You want a kid separated from his family (E.T., Empire of the Sun)? Midnight Special has one in the form of Alton, a goggle-wearing boy with amazing powers. You want a dweeby-but-heroic bureaucrat (Close Encounters of the Third Kind)? Yup, that’s here, too, in the form of Adam Driver’s Sevier. Midnight Special even channels Spielberg’s affection for suburbia. There’s a big scene at a gas station — no spoilers — and, I swear, the light emitted by the signs will comfort anyone who’s found themselves reading their phone while they gas up at midnight.

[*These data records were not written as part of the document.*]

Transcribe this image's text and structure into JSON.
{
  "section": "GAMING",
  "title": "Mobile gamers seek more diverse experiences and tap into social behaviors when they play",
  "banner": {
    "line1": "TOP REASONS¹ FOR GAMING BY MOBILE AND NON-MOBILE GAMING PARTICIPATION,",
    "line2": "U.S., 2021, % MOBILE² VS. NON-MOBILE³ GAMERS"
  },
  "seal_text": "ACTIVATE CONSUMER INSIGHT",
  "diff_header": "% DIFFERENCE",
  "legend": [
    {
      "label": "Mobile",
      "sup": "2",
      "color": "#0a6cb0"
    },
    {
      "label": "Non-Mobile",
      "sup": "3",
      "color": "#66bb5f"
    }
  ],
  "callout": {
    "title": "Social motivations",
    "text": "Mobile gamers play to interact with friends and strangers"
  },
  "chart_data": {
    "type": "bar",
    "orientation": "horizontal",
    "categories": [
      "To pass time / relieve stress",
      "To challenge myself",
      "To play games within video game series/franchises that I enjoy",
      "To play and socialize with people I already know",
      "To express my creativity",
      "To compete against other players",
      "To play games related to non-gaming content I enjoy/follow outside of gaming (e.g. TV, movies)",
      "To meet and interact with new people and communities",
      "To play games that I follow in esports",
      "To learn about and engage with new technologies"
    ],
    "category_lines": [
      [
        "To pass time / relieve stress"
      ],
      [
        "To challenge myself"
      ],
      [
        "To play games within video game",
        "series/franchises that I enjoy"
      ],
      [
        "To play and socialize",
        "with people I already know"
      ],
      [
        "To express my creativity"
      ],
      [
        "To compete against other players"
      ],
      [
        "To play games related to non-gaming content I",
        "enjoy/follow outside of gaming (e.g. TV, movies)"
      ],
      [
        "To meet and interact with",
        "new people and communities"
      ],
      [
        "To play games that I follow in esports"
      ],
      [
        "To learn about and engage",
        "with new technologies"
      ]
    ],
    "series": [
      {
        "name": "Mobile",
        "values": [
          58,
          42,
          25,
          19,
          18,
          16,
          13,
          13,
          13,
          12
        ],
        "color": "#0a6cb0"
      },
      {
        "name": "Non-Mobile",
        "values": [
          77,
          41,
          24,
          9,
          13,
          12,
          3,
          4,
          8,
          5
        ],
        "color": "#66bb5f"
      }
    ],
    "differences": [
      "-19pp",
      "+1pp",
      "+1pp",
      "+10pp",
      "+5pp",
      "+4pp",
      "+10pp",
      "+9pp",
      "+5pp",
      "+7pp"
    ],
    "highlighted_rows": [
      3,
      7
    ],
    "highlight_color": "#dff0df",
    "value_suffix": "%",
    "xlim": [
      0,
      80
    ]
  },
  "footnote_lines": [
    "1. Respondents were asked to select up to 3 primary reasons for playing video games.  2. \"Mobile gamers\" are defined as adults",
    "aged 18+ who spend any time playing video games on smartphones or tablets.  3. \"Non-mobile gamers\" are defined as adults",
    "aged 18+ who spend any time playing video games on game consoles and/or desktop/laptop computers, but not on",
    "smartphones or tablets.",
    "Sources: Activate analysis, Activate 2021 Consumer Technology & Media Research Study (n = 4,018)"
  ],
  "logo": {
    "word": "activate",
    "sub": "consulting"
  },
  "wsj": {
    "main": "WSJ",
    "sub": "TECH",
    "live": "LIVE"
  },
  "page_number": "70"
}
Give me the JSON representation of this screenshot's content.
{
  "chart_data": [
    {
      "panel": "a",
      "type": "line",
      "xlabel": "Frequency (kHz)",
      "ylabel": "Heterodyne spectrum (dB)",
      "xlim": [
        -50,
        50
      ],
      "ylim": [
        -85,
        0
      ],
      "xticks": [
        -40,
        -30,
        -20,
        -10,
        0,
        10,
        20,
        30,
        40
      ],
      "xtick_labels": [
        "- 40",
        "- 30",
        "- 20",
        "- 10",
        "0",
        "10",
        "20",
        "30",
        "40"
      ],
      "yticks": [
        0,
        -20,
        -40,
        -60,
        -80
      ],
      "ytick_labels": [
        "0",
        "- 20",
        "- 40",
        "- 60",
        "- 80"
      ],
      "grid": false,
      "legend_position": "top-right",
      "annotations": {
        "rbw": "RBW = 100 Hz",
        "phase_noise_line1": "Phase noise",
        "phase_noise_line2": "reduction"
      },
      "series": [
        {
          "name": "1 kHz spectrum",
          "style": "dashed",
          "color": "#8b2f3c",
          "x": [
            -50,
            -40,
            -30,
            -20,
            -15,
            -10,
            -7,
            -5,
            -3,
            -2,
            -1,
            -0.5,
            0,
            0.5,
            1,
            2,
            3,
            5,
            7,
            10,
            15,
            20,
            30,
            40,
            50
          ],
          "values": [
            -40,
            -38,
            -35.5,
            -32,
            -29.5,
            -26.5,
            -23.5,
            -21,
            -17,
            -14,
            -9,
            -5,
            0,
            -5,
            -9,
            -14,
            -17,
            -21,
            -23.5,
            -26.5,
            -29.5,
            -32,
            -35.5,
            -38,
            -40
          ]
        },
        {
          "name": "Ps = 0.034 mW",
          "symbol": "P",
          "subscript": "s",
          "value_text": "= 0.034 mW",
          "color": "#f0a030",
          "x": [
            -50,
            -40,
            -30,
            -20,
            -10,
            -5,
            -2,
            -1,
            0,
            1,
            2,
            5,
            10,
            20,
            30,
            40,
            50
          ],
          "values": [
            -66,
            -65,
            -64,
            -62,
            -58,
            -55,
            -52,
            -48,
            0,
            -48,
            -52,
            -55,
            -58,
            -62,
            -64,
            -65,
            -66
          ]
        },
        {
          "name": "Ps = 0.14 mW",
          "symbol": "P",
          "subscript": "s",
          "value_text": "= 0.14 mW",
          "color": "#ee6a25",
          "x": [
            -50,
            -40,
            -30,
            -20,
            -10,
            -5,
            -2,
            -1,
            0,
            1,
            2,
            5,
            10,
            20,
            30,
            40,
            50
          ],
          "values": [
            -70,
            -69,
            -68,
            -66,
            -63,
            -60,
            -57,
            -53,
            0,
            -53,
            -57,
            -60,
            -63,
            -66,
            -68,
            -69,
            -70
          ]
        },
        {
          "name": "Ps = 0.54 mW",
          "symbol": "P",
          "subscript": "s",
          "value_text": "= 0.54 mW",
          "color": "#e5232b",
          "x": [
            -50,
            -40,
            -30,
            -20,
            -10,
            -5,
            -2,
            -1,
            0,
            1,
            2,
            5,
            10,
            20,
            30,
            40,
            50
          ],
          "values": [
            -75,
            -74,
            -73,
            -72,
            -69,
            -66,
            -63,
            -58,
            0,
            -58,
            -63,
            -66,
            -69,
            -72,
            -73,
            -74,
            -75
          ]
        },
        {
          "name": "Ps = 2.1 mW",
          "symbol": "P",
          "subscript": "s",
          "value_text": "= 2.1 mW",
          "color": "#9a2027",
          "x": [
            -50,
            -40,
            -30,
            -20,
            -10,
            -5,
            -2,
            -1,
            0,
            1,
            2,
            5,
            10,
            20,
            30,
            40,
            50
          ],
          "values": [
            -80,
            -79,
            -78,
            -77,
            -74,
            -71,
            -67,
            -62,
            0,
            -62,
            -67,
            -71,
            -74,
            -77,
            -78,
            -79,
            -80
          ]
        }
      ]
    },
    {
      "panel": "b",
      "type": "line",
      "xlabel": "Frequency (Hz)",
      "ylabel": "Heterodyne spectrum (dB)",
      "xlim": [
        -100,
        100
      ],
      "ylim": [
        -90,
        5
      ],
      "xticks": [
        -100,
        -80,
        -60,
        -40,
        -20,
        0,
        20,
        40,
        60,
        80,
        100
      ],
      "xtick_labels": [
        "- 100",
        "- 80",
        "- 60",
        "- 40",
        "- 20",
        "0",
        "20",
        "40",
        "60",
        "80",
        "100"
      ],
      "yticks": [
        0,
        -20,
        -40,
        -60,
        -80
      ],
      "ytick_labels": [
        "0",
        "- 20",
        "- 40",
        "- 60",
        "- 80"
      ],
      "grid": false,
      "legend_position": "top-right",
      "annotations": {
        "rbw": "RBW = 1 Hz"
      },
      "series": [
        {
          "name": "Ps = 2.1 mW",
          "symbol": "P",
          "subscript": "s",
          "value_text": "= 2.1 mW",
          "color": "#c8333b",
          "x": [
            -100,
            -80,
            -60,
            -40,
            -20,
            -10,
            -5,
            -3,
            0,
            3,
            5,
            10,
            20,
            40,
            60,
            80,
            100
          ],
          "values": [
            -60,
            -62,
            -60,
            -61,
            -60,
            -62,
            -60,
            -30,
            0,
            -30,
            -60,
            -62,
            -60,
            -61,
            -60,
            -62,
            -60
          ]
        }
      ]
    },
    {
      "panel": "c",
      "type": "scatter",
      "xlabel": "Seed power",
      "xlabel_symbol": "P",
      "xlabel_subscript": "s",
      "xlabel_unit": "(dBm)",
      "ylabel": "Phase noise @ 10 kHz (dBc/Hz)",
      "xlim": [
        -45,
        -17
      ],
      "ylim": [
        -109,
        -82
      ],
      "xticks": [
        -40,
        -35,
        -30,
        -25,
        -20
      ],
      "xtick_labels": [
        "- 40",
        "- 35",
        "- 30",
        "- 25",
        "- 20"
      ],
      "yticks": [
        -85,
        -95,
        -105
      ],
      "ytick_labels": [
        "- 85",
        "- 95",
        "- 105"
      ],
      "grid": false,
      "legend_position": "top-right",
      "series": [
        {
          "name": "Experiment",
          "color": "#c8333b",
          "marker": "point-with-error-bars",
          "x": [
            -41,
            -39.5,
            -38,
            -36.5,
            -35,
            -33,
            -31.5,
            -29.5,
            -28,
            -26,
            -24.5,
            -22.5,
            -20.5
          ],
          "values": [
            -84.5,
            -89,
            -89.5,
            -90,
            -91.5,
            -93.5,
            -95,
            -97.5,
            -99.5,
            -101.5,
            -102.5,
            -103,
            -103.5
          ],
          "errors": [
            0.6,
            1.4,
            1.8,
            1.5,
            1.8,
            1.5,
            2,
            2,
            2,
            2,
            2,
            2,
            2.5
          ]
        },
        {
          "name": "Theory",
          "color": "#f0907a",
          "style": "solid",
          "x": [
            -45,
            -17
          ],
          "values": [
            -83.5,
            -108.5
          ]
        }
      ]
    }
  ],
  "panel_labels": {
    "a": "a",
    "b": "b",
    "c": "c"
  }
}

For us children of the ’80s, seeing Spielberg rebooted by the likes of Nichols and J.J. Abrams is strange. For one thing, Spielberg’s movies (according to Peter Biskind’s book Easy Riders, Raging Bulls) marked the end of the highbrow cinema of the ’70s. Now, we tend to think of E.T. and its ilk as sacred texts that can save us from the current CGI crapfest. “I’m a kid of the ’80s,” Nichols told The Verge, “so going to the movies meant going to see a Spielberg film.”
That’s the way the movies are made. But something has also changed in the way we talk about movies. Two decades ago, blabbermouths like Quentin Tarantino taught us to see every film as an homage to another film. A lens flare is the new Easter egg. Directors realized this, and began to eagerly offer up their source lists. “Close Encounters of the Third Kind, E.T., Starman, they were my inspirations,” Nichols told EW. “This is my sci-fi chase film.” Before any one of us knows whether it’s any good, Midnight Special becomes a kind of wine pairing with the movies of our youth.
A cinematic father like Spielberg has many children. Abrams is really more of an auteur of marketing than of movies; what excites him is the sell. (See the usual mystery-box jive that came with 10 Cloverfield Lane.) What excites Nichols is filmmaking. As he admitted in several interviews, he had to direct three movies before he figured out how to acquire a big budget and push from a major studio. (Warner Bros. is releasing Midnight Special.)
And for all of Midnight Special’s Spielbergian gloss, there are a lot of differences. Nichols has little of Spielberg’s ability to craft an organic father-son vibe. He can do Uncle Steve’s awe, but not his tenderness. Midnight Special isn’t exciting in the conventional, blockbustery sense, either — it’s not meant to be. As Nichols told The Verge, he took a spot in the movie where the audience would expect a big chase scene and stuck in … a traffic jam. Maybe he didn’t want all of us thinking, “OK, let’s see how the guy does the Raiders of the Lost Ark chase, the Duel chase.”
In a way, it’s comforting. Midnight Special is a reboot of Spielberg’s wonder but not a rip-off of his actual films. Nichols has studied the masters and accepted the comparisons, but forged his own path toward the supernatural light. Amen.